Public health officials attribute the lower hospitalization and death rates to better medical care, access to therapeutic treatments such as the drug remdesivir, expanded testing that means not only the sickest patients are being tested, and a wider age range of patients. In the spring, a larger proportion of patients were older adults, who are more likely to have severe or fatal cases, the Department of Health said.
Levine said the state was also monitoring case numbers in relation to schools, noting that schools have local control in deciding whether to offer in-person education but that they should follow Department of Health guidance. The state recommends remote learning after an area reaches a certain rate of infection.

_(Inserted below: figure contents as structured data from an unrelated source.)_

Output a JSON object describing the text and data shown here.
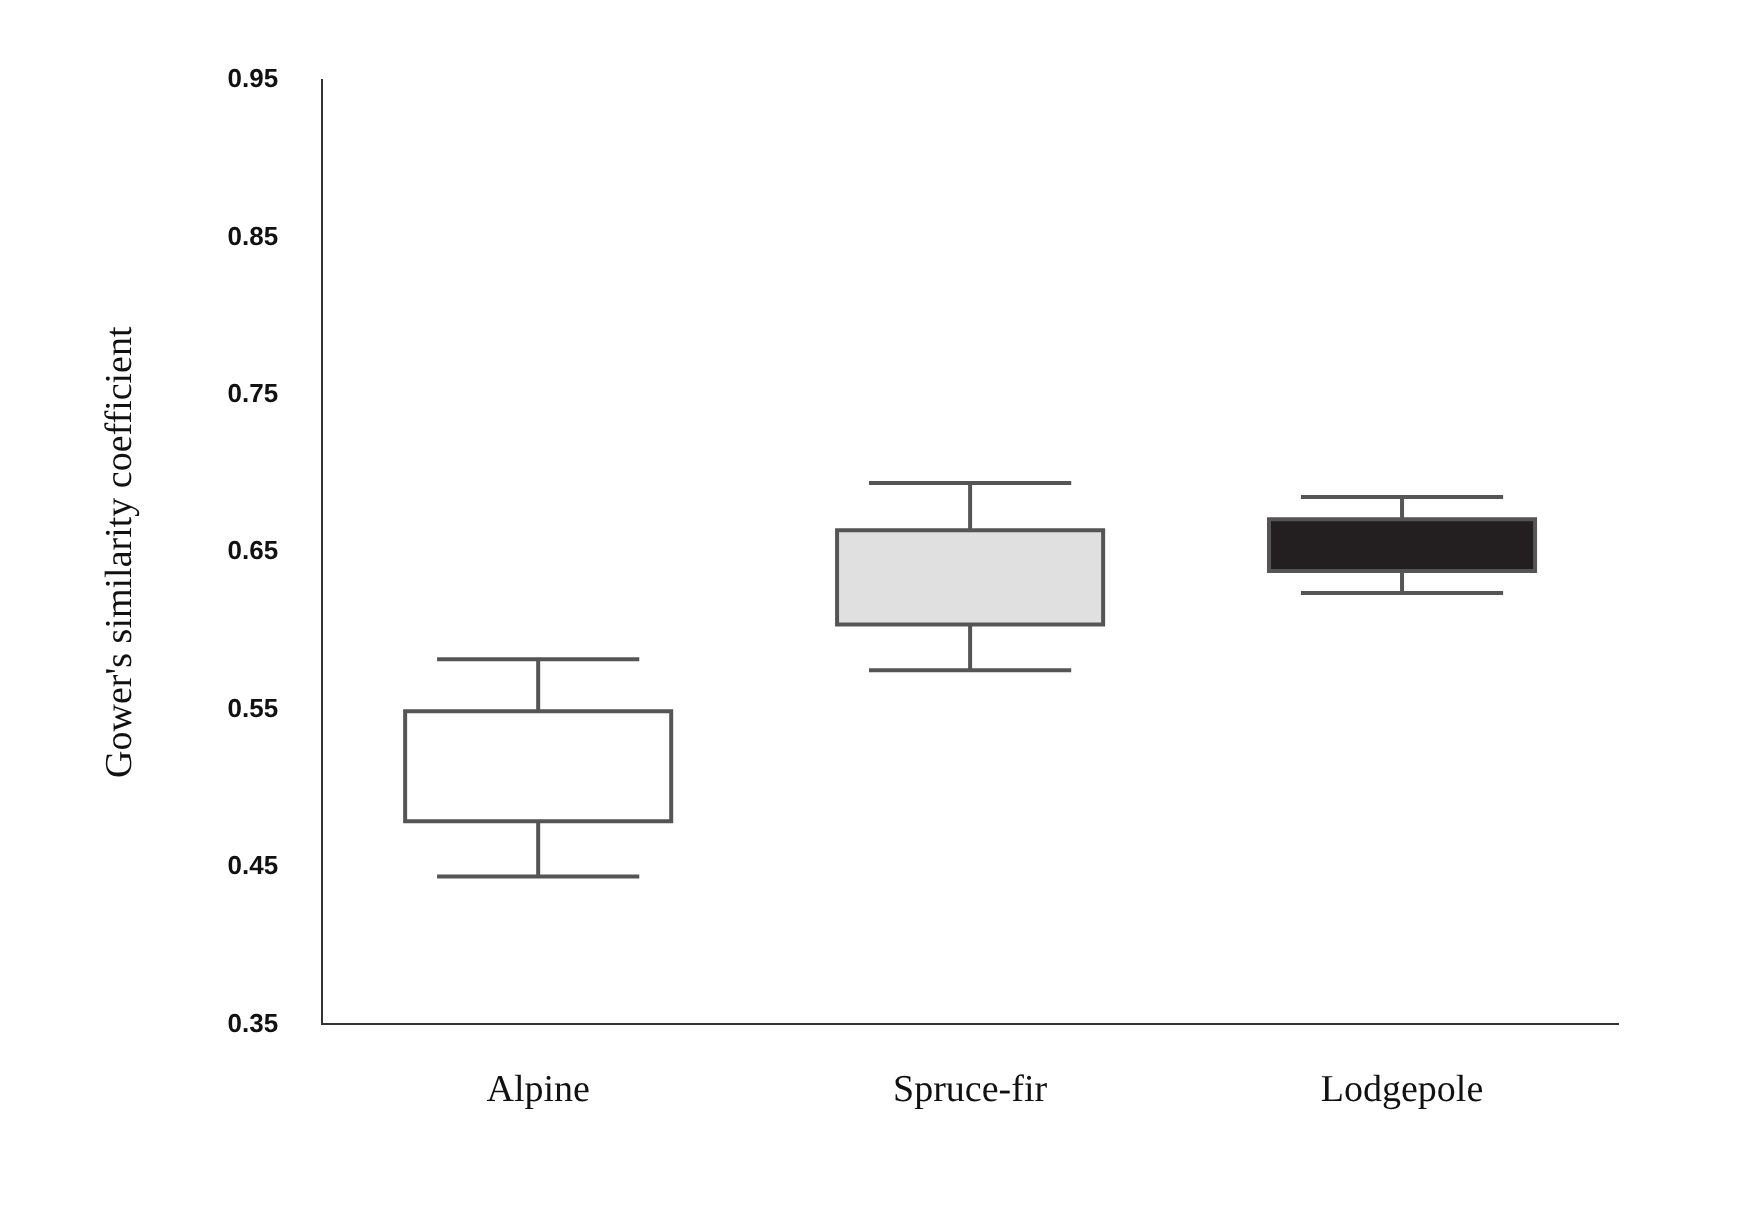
{
  "chart_data": {
    "type": "box",
    "ylabel": "Gower's similarity coefficient",
    "categories": [
      "Alpine",
      "Spruce-fir",
      "Lodgepole"
    ],
    "colors": [
      "#ffffff",
      "#e0e0e0",
      "#231f20"
    ],
    "boxes": [
      {
        "low": 0.444,
        "q1": 0.479,
        "q3": 0.549,
        "high": 0.582
      },
      {
        "low": 0.575,
        "q1": 0.604,
        "q3": 0.664,
        "high": 0.694
      },
      {
        "low": 0.624,
        "q1": 0.638,
        "q3": 0.671,
        "high": 0.685
      }
    ],
    "ylim": [
      0.35,
      0.95
    ],
    "yticks": [
      {
        "value": 0.35,
        "label": "0.35"
      },
      {
        "value": 0.45,
        "label": "0.45"
      },
      {
        "value": 0.55,
        "label": "0.55"
      },
      {
        "value": 0.65,
        "label": "0.65"
      },
      {
        "value": 0.75,
        "label": "0.75"
      },
      {
        "value": 0.85,
        "label": "0.85"
      },
      {
        "value": 0.95,
        "label": "0.95"
      }
    ],
    "grid": false,
    "legend": false
  }
}
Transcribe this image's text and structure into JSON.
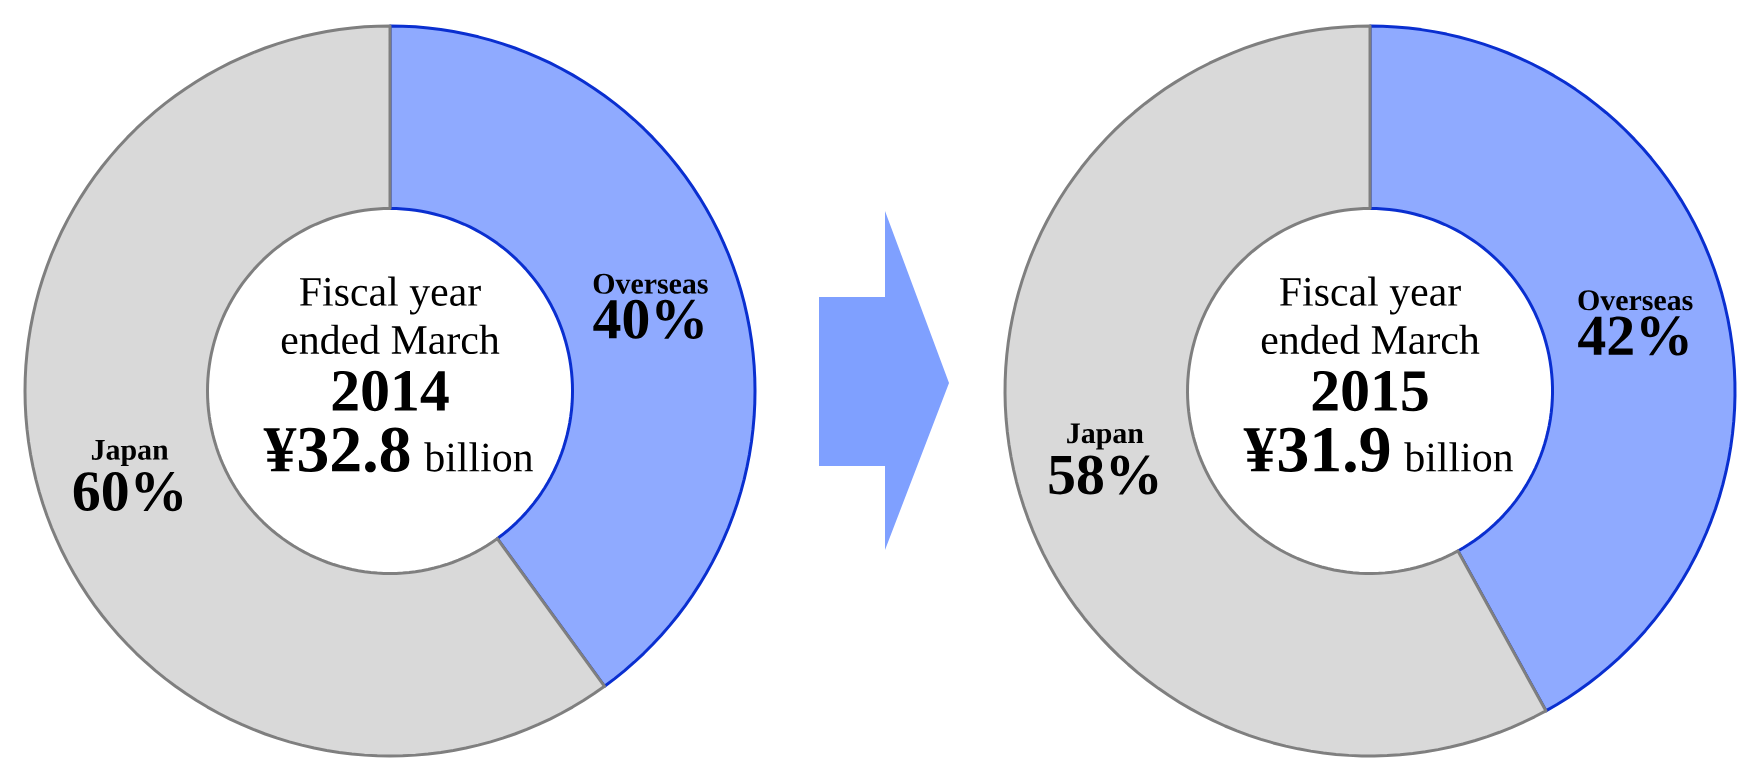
{
  "chart_data": [
    {
      "type": "donut",
      "title": "Fiscal year ended March",
      "subtitle": "2014",
      "annotations": [
        "¥32.8",
        "billion"
      ],
      "categories": [
        "Overseas",
        "Japan"
      ],
      "values": [
        40,
        60
      ],
      "value_labels": [
        "40%",
        "60%"
      ],
      "colors": [
        "#8faaff",
        "#d9d9d9"
      ]
    },
    {
      "type": "donut",
      "title": "Fiscal year ended March",
      "subtitle": "2015",
      "annotations": [
        "¥31.9",
        "billion"
      ],
      "categories": [
        "Overseas",
        "Japan"
      ],
      "values": [
        42,
        58
      ],
      "value_labels": [
        "42%",
        "58%"
      ],
      "colors": [
        "#8faaff",
        "#d9d9d9"
      ]
    }
  ]
}
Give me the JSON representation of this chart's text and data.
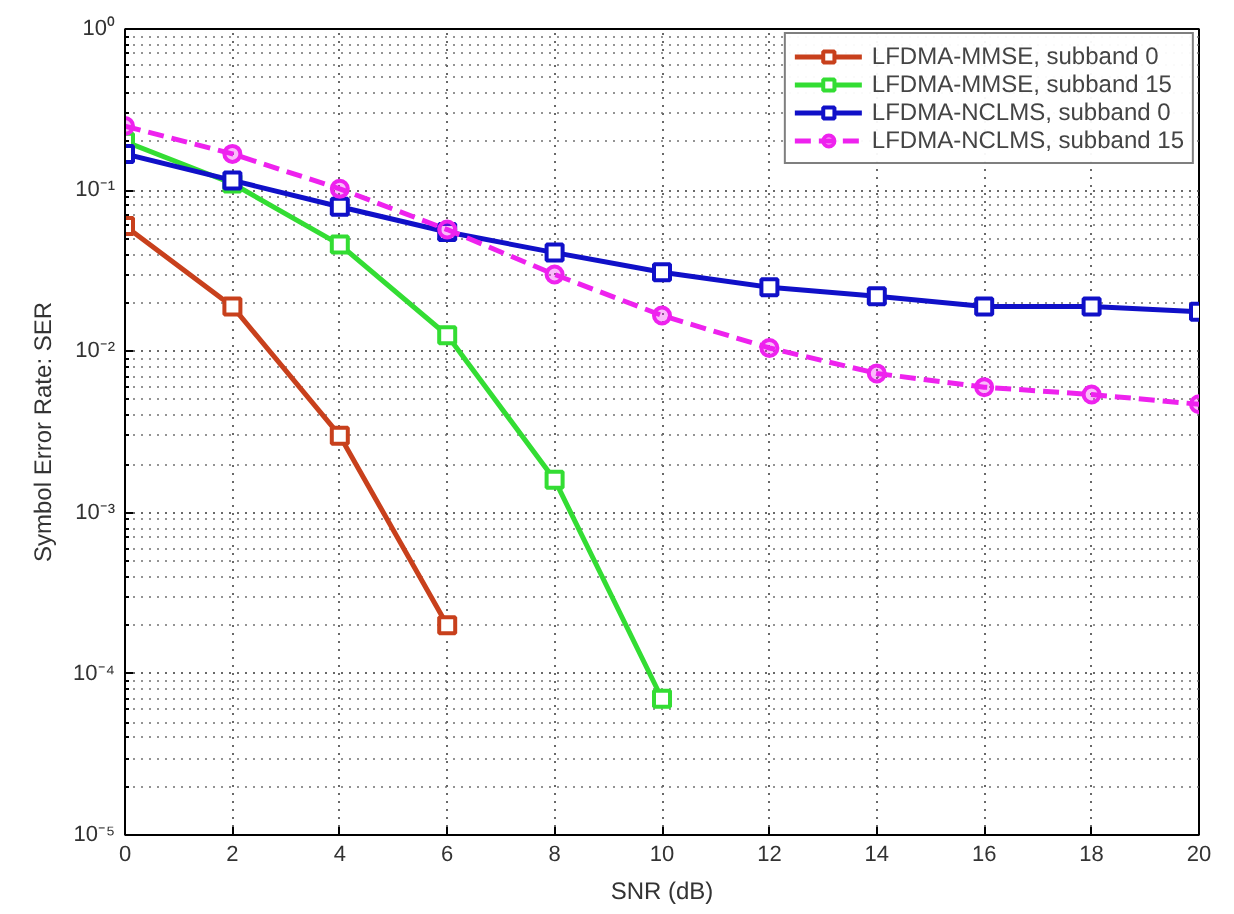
{
  "chart_data": {
    "type": "line",
    "xlabel": "SNR (dB)",
    "ylabel": "Symbol Error Rate: SER",
    "log": "y",
    "grid": true,
    "legend": "top right",
    "x": [
      0,
      2,
      4,
      6,
      8,
      10,
      12,
      14,
      16,
      18,
      20
    ],
    "xlim": [
      0,
      20
    ],
    "xticks": [
      0,
      2,
      4,
      6,
      8,
      10,
      12,
      14,
      16,
      18,
      20
    ],
    "ylim": [
      1e-05,
      1
    ],
    "yticks": [
      {
        "value": 1e-05,
        "label": "10⁻⁵"
      },
      {
        "value": 0.0001,
        "label": "10⁻⁴"
      },
      {
        "value": 0.001,
        "label": "10⁻³"
      },
      {
        "value": 0.01,
        "label": "10⁻²"
      },
      {
        "value": 0.1,
        "label": "10⁻¹"
      },
      {
        "value": 1,
        "label": "10⁰"
      }
    ],
    "series": [
      {
        "name": "LFDMA-MMSE, subband 0",
        "color": "#c8401c",
        "marker": "square",
        "line_style": "solid",
        "values": [
          0.06,
          0.019,
          0.003,
          0.0002,
          null,
          null,
          null,
          null,
          null,
          null,
          null
        ]
      },
      {
        "name": "LFDMA-MMSE, subband 15",
        "color": "#33dd33",
        "marker": "square",
        "line_style": "solid",
        "values": [
          0.2,
          0.11,
          0.046,
          0.0126,
          0.0016,
          7e-05,
          null,
          null,
          null,
          null,
          null
        ]
      },
      {
        "name": "LFDMA-NCLMS, subband 0",
        "color": "#1010c8",
        "marker": "square",
        "line_style": "solid",
        "values": [
          0.168,
          0.115,
          0.079,
          0.055,
          0.041,
          0.031,
          0.025,
          0.022,
          0.019,
          0.019,
          0.0176
        ]
      },
      {
        "name": "LFDMA-NCLMS, subband 15",
        "color": "#ee22ee",
        "marker": "circle",
        "line_style": "dashed",
        "values": [
          0.25,
          0.168,
          0.102,
          0.057,
          0.03,
          0.0167,
          0.0105,
          0.0073,
          0.006,
          0.0054,
          0.0047
        ]
      }
    ]
  }
}
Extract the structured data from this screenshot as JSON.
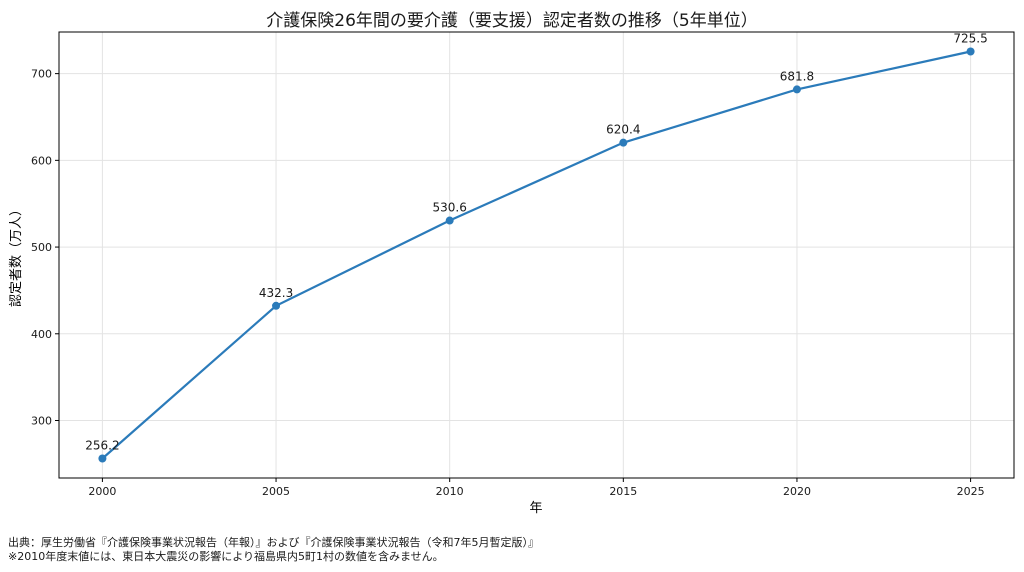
{
  "chart_data": {
    "type": "line",
    "title": "介護保険26年間の要介護（要支援）認定者数の推移（5年単位）",
    "xlabel": "年",
    "ylabel": "認定者数（万人）",
    "x": [
      2000,
      2005,
      2010,
      2015,
      2020,
      2025
    ],
    "values": [
      256.2,
      432.3,
      530.6,
      620.4,
      681.8,
      725.5
    ],
    "data_labels": [
      "256.2",
      "432.3",
      "530.6",
      "620.4",
      "681.8",
      "725.5"
    ],
    "x_ticks": [
      "2000",
      "2005",
      "2010",
      "2015",
      "2020",
      "2025"
    ],
    "y_ticks": [
      300,
      400,
      500,
      600,
      700
    ],
    "y_tick_labels": [
      "300",
      "400",
      "500",
      "600",
      "700"
    ],
    "xlim": [
      1998.75,
      2026.25
    ],
    "ylim": [
      233.7,
      748.0
    ],
    "grid": true,
    "line_color": "#2b7bba"
  },
  "source": {
    "line1": "出典：厚生労働省『介護保険事業状況報告（年報）』および『介護保険事業状況報告（令和7年5月暫定版）』",
    "line2": "※2010年度末値には、東日本大震災の影響により福島県内5町1村の数値を含みません。"
  }
}
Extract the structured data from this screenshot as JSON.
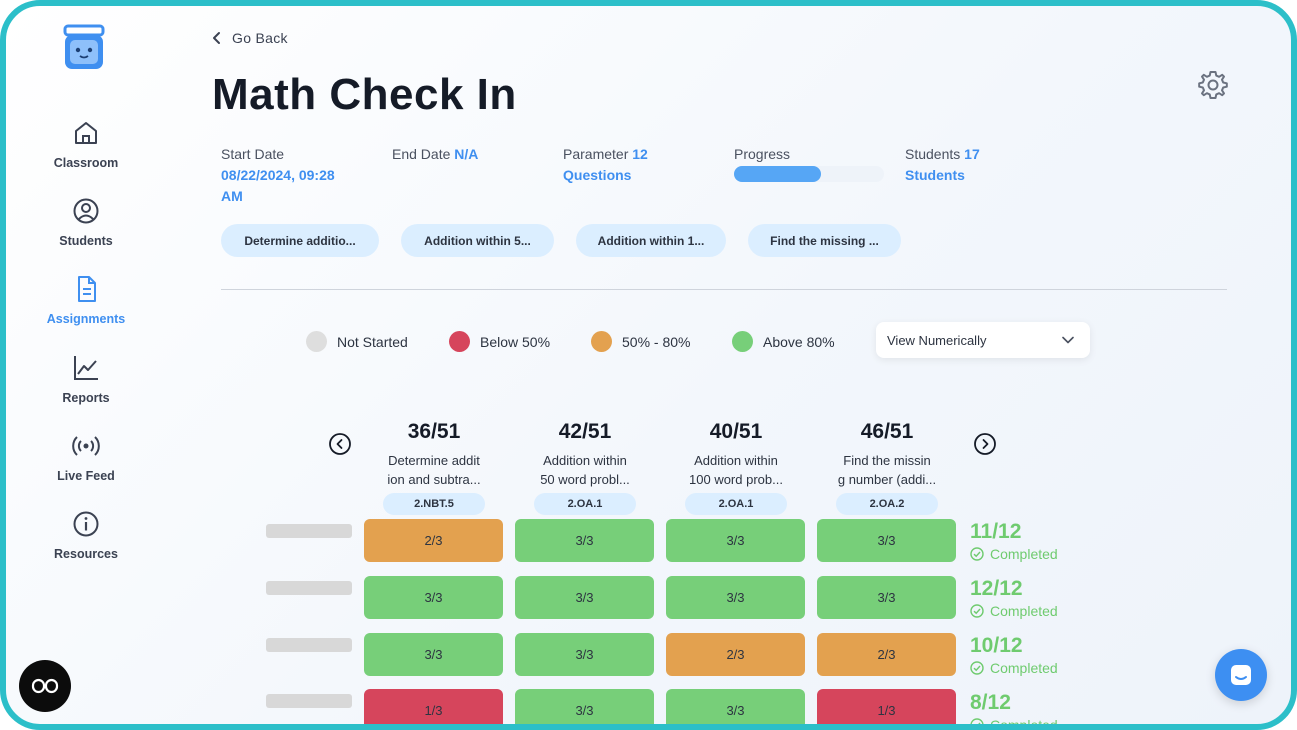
{
  "sidebar": {
    "items": [
      {
        "label": "Classroom",
        "icon": "home-icon",
        "active": false
      },
      {
        "label": "Students",
        "icon": "user-circle-icon",
        "active": false
      },
      {
        "label": "Assignments",
        "icon": "document-icon",
        "active": true
      },
      {
        "label": "Reports",
        "icon": "line-chart-icon",
        "active": false
      },
      {
        "label": "Live Feed",
        "icon": "broadcast-icon",
        "active": false
      },
      {
        "label": "Resources",
        "icon": "info-icon",
        "active": false
      }
    ]
  },
  "header": {
    "back_label": "Go Back",
    "title": "Math Check In"
  },
  "meta": {
    "start_label": "Start Date",
    "start_value_line1": "08/22/2024, 09:28",
    "start_value_line2": "AM",
    "end_label": "End Date",
    "end_value": "N/A",
    "parameter_label": "Parameter",
    "parameter_count": "12",
    "parameter_unit": "Questions",
    "progress_label": "Progress",
    "progress_fraction": 0.58,
    "students_label": "Students",
    "students_count": "17",
    "students_unit": "Students"
  },
  "chips": [
    "Determine additio...",
    "Addition within 5...",
    "Addition within 1...",
    "Find the missing ..."
  ],
  "legend": {
    "not_started": "Not Started",
    "below_50": "Below 50%",
    "mid": "50% - 80%",
    "above_80": "Above 80%"
  },
  "view_select": {
    "value": "View Numerically"
  },
  "colors": {
    "accent": "#3f8ff0",
    "not_started": "#dedede",
    "below_50": "#d6455c",
    "mid": "#e3a14f",
    "above_80": "#77cf79",
    "completed_text": "#6fcb6f"
  },
  "columns": [
    {
      "score": "36/51",
      "line1": "Determine addit",
      "line2": "ion and subtra...",
      "standard": "2.NBT.5"
    },
    {
      "score": "42/51",
      "line1": "Addition within",
      "line2": "50 word probl...",
      "standard": "2.OA.1"
    },
    {
      "score": "40/51",
      "line1": "Addition within",
      "line2": "100 word prob...",
      "standard": "2.OA.1"
    },
    {
      "score": "46/51",
      "line1": "Find the missin",
      "line2": "g number (addi...",
      "standard": "2.OA.2"
    }
  ],
  "rows": [
    {
      "cells": [
        "2/3",
        "3/3",
        "3/3",
        "3/3"
      ],
      "total": "11/12",
      "status": "Completed"
    },
    {
      "cells": [
        "3/3",
        "3/3",
        "3/3",
        "3/3"
      ],
      "total": "12/12",
      "status": "Completed"
    },
    {
      "cells": [
        "3/3",
        "3/3",
        "2/3",
        "2/3"
      ],
      "total": "10/12",
      "status": "Completed"
    },
    {
      "cells": [
        "1/3",
        "3/3",
        "3/3",
        "1/3"
      ],
      "total": "8/12",
      "status": "Completed"
    }
  ]
}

Though numbers are low, the state has seen a threefold increase in hospitalizations since the end of August, with more than 1,100 peoplenow admitted. And Levine said she expected the already high case counts to continue rising, which means hospitalization and death rates could do the same.
The state’s positive test rate for the 248,480 tests done in the last seven days was about 5.8% on Thursday, up from 5% at the end of last week.
Levine asked Pennsylvanians to “answer the call” to stop the spread of COVID-19 by wearing a mask, practicing social distancing, downloading the state’s COVID-19 app, and answering the phone calls of contact tracers. She said flattening the state’s transmission rate will require individual efforts from people stopping the spread within their own small circles.
“That’s how we’re going to make progress in terms of stopping the spread,” she said. “We all need to look inward and within our own families and communities, because that’s where the progress is going to lie.”
Philadelphia Health Commissioner Thomas Farley also asked city residents on Tuesday to cancel holiday plans and stay at home because of the case surge.
New Jersey reported 1,477 new cases and eight deaths. Several counties in North Jersey reported more than 100 new cases Thursday, and officials were sending a team to assist Newark with spiking cases.
Murphy also reminded residents to celebrate Halloween safely this weekend, urging revelers to wear proper masks and keep socially distanced if trick-or-treating.
“While you may wish to dress up like a knucklehead on Saturday, we don’t want anyone to act as one,” he said.
Staff writer Kristen A. Graham contributed to this article.